In Practice: Argent Energy’s Automated Workflows

At Argent Energy, we helped transform a low-engagement intranet into a modern, functional platform by integrating SharePoint with Power Automate and custom workflows. One of the key pain points was the manual burden on internal comms and operational teams – from document approvals to news publishing.

We implemented automated workflows that streamlined these processes, reducing the time and effort required to manage content across departments. Document approval chains that previously relied on email and manual tracking were replaced with structured, automated flows, ensuring compliance and speeding up turnaround times. This not only improved efficiency but also gave the comms team more time to focus on strategic messaging and engagement.
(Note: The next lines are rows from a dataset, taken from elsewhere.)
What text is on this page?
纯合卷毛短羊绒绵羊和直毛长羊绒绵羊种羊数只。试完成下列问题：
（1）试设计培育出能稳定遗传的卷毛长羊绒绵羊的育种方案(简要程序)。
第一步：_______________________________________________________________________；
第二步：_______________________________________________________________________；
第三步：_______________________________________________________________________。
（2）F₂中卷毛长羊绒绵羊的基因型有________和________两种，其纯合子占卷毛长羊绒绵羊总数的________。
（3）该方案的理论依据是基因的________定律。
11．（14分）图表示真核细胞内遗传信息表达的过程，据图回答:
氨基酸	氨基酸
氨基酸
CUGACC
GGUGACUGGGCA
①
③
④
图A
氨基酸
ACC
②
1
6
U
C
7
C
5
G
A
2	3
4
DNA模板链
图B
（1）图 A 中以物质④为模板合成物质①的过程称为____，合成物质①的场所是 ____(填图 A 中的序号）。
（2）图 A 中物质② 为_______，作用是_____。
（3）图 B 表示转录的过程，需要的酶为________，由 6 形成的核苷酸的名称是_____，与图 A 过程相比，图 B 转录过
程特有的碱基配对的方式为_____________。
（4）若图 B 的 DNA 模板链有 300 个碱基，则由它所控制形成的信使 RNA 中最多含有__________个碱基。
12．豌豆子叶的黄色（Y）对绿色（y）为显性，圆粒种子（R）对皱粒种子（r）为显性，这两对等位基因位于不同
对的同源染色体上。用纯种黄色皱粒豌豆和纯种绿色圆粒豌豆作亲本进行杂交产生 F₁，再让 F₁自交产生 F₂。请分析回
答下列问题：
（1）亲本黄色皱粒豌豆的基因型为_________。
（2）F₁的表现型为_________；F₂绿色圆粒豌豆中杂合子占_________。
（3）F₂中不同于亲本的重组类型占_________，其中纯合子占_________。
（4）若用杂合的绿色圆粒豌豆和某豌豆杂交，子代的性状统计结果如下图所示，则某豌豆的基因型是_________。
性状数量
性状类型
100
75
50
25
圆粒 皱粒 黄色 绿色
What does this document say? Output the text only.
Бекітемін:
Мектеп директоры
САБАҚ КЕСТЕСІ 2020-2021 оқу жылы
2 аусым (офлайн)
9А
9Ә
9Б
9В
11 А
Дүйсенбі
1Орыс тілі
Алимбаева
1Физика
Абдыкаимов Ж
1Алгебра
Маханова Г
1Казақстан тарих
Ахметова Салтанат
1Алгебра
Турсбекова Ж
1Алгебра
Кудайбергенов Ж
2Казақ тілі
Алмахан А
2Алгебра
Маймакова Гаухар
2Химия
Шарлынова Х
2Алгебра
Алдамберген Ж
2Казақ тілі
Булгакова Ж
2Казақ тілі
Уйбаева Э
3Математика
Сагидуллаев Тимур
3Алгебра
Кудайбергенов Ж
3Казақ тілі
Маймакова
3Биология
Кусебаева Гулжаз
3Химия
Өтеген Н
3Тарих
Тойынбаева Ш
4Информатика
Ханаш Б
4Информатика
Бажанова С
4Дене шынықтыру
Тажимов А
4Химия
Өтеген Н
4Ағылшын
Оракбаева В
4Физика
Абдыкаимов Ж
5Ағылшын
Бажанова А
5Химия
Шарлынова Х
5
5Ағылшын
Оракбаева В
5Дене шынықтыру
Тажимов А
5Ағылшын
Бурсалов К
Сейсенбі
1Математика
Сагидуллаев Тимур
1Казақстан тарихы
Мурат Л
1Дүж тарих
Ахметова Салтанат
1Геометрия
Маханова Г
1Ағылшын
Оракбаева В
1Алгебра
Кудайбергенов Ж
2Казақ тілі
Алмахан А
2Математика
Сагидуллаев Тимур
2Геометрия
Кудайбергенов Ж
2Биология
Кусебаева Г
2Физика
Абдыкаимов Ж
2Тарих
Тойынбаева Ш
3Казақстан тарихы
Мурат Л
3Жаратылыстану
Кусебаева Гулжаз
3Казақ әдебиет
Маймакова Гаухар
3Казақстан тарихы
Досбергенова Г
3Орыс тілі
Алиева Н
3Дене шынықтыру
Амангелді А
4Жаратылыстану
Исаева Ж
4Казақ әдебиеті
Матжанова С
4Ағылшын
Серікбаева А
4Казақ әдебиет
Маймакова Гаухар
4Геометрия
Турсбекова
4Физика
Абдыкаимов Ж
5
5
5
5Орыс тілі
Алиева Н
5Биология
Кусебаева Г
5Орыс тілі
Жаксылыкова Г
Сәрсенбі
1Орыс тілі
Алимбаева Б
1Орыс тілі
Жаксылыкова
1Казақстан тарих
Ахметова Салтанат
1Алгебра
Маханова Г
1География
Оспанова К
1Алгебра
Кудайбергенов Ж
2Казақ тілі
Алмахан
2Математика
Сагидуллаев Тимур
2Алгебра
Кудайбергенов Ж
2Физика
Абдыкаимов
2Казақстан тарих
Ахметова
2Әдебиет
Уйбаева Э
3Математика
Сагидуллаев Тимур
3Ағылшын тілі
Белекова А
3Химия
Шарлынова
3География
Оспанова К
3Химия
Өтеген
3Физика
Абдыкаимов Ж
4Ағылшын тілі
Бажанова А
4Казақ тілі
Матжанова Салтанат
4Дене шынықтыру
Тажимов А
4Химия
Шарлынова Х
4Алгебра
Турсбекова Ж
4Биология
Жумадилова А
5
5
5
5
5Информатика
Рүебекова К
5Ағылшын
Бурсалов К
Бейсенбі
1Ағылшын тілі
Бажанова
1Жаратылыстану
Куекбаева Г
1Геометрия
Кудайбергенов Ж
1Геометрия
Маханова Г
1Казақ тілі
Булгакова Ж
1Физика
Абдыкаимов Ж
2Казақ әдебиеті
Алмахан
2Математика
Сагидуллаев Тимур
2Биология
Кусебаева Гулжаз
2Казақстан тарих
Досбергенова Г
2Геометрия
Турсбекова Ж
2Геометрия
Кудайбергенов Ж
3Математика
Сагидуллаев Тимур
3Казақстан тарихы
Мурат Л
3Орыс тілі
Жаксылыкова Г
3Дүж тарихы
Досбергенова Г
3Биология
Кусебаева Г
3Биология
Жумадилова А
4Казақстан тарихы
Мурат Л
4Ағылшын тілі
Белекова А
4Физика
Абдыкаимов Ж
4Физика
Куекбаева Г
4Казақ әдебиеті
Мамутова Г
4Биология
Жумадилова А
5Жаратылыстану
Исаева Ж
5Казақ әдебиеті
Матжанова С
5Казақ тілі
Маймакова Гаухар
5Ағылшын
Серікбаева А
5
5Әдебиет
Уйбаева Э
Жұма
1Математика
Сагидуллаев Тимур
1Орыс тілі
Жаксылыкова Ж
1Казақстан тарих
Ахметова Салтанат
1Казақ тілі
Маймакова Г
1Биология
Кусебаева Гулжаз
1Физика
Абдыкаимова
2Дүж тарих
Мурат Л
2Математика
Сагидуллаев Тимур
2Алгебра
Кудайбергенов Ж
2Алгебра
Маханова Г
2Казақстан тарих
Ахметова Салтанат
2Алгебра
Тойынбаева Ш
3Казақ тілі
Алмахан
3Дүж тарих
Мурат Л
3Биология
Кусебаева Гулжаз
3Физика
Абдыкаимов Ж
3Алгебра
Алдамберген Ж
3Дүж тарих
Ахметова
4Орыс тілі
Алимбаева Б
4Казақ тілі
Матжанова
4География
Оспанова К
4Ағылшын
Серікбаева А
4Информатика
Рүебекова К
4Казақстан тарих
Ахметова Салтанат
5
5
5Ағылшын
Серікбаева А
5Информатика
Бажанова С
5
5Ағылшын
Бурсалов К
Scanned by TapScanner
By modernising behind-the-scenes processes, Argent Energy freed up time and attention to focus on meaningful communication – demonstrating how the right tools can shift internal comms from administration to impact.

Why It Matters

Energy’s digital workplace is starting to reflect the innovation already transforming its operations – from IoT-driven monitoring to automated maintenance planning. The same technologies streamlining field work are now powering communication and culture.
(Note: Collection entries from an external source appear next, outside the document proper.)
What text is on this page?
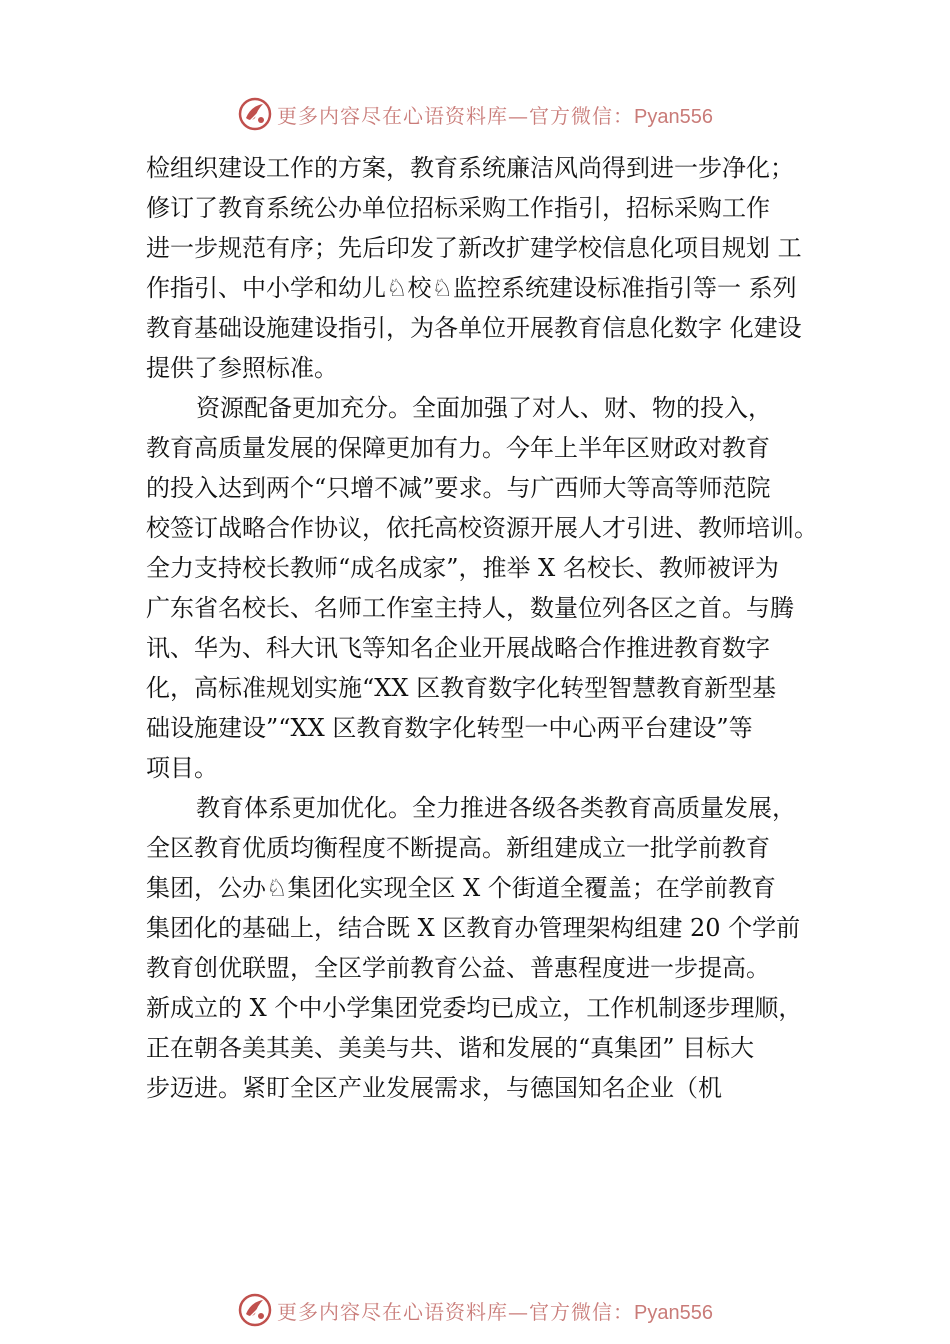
更多内容尽在心语资料库—官方微信：Pyan556
检组织建设工作的方案，教育系统廉洁风尚得到进一步净化；
修订了教育系统公办单位招标采购工作指引，招标采购工作
进一步规范有序；先后印发了新改扩建学校信息化项目规划 工
作指引、中小学和幼儿♘校♘监控系统建设标准指引等一 系列
教育基础设施建设指引，为各单位开展教育信息化数字 化建设
提供了参照标准。
资源配备更加充分。全面加强了对人、财、物的投入，
教育高质量发展的保障更加有力。今年上半年区财政对教育
的投入达到两个“只增不减”要求。与广西师大等高等师范院
校签订战略合作协议，依托高校资源开展人才引进、教师培训。
全力支持校长教师“成名成家”，推举 X 名校长、教师被评为
广东省名校长、名师工作室主持人，数量位列各区之首。与腾
讯、华为、科大讯飞等知名企业开展战略合作推进教育数字
化，高标准规划实施“XX 区教育数字化转型智慧教育新型基
础设施建设”“XX 区教育数字化转型一中心两平台建设”等
项目。
教育体系更加优化。全力推进各级各类教育高质量发展，
全区教育优质均衡程度不断提高。新组建成立一批学前教育
集团，公办♘集团化实现全区 X 个街道全覆盖；在学前教育
集团化的基础上，结合既 X 区教育办管理架构组建 20 个学前
教育创优联盟，全区学前教育公益、普惠程度进一步提高。
新成立的 X 个中小学集团党委均已成立，工作机制逐步理顺，
正在朝各美其美、美美与共、谐和发展的“真集团” 目标大
步迈进。紧盯全区产业发展需求，与德国知名企业（机
更多内容尽在心语资料库—官方微信：Pyan556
When platforms like Viva bring personalisation, analytics, and social connection together, they don’t just make communication easier — they make work feel more meaningful. Employees see content that’s relevant to their role, location, or safety priorities, making every message more impactful.
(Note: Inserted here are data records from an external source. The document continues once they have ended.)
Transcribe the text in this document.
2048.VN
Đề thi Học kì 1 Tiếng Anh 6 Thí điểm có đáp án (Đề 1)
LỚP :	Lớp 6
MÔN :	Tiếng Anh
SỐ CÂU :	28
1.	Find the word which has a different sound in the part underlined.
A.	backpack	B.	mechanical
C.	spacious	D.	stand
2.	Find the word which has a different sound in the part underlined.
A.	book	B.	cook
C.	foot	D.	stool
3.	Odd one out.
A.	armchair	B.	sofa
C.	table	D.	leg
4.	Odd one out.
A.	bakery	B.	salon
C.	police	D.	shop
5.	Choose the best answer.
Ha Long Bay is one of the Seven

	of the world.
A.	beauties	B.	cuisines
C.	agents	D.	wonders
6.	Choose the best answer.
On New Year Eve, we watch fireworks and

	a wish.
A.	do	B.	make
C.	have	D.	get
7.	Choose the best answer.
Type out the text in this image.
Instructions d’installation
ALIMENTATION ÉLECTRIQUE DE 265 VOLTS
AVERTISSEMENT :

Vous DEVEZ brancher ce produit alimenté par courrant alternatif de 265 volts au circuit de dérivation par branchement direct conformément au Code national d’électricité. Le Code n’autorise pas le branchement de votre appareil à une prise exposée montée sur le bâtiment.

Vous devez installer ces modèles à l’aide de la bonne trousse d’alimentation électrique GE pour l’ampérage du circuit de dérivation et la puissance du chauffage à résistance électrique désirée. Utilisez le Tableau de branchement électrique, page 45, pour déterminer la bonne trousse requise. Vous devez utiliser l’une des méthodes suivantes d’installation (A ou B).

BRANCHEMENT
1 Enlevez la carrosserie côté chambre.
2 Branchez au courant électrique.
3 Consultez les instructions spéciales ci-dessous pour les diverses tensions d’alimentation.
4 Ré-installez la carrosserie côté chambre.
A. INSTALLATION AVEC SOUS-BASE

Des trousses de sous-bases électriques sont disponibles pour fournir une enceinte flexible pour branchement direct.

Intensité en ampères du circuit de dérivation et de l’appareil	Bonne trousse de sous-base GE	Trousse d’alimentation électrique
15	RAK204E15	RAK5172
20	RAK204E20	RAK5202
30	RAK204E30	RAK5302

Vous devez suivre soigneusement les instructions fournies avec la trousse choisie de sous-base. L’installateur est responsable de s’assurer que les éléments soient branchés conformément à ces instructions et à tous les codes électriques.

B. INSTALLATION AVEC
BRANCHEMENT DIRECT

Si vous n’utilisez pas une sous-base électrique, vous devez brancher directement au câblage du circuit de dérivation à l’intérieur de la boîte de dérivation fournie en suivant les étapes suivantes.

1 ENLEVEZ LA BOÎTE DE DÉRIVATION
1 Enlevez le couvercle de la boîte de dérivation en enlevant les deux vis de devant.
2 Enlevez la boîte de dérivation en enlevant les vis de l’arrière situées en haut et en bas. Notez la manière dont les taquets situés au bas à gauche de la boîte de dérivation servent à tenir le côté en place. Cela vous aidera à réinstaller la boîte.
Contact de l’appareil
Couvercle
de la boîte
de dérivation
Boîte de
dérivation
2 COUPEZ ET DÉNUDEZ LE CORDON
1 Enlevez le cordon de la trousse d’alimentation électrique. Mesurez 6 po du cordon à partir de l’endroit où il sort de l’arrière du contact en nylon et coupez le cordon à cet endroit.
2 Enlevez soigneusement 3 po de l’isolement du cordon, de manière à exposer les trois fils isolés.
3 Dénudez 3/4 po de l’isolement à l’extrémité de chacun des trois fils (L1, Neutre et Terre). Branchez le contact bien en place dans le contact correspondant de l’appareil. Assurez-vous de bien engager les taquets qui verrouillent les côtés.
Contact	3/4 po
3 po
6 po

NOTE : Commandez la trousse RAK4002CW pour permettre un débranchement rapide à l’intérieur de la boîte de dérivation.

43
Key takeaway: Internal comms is becoming smarter, faster, and more personalised. With Microsoft 365’s evolving toolkit – from Viva to automation and AI – energy companies can create digital experiences that truly engage, freeing up humans to focus on what matters most: people and purpose.

The Big Picture: Communication as a Strategic Asset

Across all three shifts – unification, inclusion, and modernisation – one insight stands out: communication is now central to operational resilience and transformation in energy. It’s no longer just a support function; it’s a driver of safety, efficiency, and culture at scale.

When internal comms and IT teams partner to create strong digital workplaces, they’re not simply enabling information flow – they’re enabling trust, accountability, and innovation. Whether that’s unifying a fragmented intranet, ensuring that a site technician gets a safety alert the moment it’s issued, or exploring how AI can lighten content workloads, each move underscores the same truth: the digital workplace is fundamental to business success.

The energy transition may be about technology, sustainability, and data. But at its core, it’s a people story. And those people need spaces – digital and human – where they can connect, contribute, and thrive together.